Background: The combination of docetaxel and capecitabine has been demonstrated to improve progression-free survival (PFS) and overall survival (OS) in patients with metastatic breast cancer compared with docetaxel alone. We hypothesized that the combination of docetaxel and capecitabine, given concomitantly or sequentially, would present a nonanthracycline-based treatment option for patients with early stage and locally advanced breast cancer.
Patients and methods: Patients with stage I to stage IIIC, human epidermal growth factor receptor 2-negative (HER2(-)) breast cancer were randomly assigned to receive either docetaxel followed by capecitabine (D → C) or docetaxel administered concomitantly with capecitabine (DC).

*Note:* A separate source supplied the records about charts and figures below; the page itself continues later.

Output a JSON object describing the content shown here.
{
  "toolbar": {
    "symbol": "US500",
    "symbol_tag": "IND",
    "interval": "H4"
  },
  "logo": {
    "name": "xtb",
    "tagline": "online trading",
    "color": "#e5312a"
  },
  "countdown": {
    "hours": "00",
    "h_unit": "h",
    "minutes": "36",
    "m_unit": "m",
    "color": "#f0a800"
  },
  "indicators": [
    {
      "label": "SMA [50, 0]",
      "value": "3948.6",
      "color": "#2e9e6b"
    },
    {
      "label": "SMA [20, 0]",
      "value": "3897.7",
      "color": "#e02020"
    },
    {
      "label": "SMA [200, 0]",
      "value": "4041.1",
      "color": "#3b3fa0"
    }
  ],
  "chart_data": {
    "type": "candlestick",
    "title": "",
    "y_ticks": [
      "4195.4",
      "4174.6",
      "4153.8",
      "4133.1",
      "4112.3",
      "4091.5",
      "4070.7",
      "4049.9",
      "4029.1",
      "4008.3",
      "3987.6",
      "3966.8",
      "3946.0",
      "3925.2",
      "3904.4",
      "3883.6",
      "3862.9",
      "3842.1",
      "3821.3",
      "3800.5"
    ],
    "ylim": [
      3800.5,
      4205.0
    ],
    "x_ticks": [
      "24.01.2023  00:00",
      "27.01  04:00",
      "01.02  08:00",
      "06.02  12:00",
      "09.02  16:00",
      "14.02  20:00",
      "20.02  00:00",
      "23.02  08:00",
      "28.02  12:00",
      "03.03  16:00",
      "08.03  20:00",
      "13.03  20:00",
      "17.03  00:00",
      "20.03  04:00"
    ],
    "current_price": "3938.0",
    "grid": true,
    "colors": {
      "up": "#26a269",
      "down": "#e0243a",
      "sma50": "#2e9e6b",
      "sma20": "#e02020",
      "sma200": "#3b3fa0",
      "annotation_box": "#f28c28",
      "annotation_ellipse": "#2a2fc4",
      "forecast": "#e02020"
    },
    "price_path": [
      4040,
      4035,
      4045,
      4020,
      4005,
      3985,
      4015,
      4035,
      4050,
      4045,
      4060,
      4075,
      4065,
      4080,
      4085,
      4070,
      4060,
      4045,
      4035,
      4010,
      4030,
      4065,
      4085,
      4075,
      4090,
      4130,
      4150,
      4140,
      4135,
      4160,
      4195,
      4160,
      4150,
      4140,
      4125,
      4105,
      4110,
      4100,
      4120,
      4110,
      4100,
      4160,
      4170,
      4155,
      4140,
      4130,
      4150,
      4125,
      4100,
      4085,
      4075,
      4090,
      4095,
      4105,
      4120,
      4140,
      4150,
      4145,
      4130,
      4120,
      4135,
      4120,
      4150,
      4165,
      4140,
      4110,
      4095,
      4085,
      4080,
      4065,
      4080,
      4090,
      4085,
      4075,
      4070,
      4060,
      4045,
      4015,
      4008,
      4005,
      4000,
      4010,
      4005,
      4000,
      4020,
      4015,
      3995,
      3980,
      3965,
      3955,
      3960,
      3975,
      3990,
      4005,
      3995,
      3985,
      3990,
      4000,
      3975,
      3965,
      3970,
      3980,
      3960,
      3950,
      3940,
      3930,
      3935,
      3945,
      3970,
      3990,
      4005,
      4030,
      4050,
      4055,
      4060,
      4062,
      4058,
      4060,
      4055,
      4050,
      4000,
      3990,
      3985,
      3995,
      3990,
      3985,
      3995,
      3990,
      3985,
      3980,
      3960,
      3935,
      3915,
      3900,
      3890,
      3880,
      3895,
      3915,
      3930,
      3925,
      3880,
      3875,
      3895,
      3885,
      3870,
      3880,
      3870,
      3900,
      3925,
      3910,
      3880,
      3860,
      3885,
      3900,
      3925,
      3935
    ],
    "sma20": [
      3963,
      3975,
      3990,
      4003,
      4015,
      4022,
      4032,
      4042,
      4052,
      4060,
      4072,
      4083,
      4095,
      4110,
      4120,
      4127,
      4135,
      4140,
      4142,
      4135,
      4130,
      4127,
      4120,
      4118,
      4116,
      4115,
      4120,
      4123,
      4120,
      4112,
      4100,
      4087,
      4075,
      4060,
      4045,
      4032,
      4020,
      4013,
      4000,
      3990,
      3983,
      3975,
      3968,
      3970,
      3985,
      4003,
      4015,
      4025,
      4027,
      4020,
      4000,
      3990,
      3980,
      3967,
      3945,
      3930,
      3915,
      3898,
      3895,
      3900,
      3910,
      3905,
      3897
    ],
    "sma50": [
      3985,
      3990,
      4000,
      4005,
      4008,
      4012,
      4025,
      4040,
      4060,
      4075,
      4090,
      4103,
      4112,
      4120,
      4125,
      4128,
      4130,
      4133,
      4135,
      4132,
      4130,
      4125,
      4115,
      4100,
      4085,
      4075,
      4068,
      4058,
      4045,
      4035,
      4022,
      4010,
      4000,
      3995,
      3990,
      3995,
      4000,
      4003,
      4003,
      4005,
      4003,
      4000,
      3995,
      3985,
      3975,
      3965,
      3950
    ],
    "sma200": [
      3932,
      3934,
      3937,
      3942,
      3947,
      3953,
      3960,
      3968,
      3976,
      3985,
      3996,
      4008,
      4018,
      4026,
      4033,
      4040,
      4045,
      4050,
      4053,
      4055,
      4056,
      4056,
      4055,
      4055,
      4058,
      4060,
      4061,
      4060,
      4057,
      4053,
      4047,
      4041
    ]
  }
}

Results: Between April 2007 and July 2009, 51 patients were accrued to the trial at an academic center, a county hospital, and community sites. Median tumor size was 3.8 cm and > 70% of patients had axillary lymph node involvement. Fifty-seven percent of patients accrued were African American. Twenty-one of the 51 subjects had triple-negative breast cancer. The pathologic complete response (pCR) rate was 8% in the D → C arm; 12% in the DC arm. The pCR rate among patients with triple-negative breast cancer was 19%.
Conclusion: The combination of docetaxel and capecitabine has modest activity in the neoadjuvant setting. These results are consistent with other trials using this combination in the neoadjuvant setting.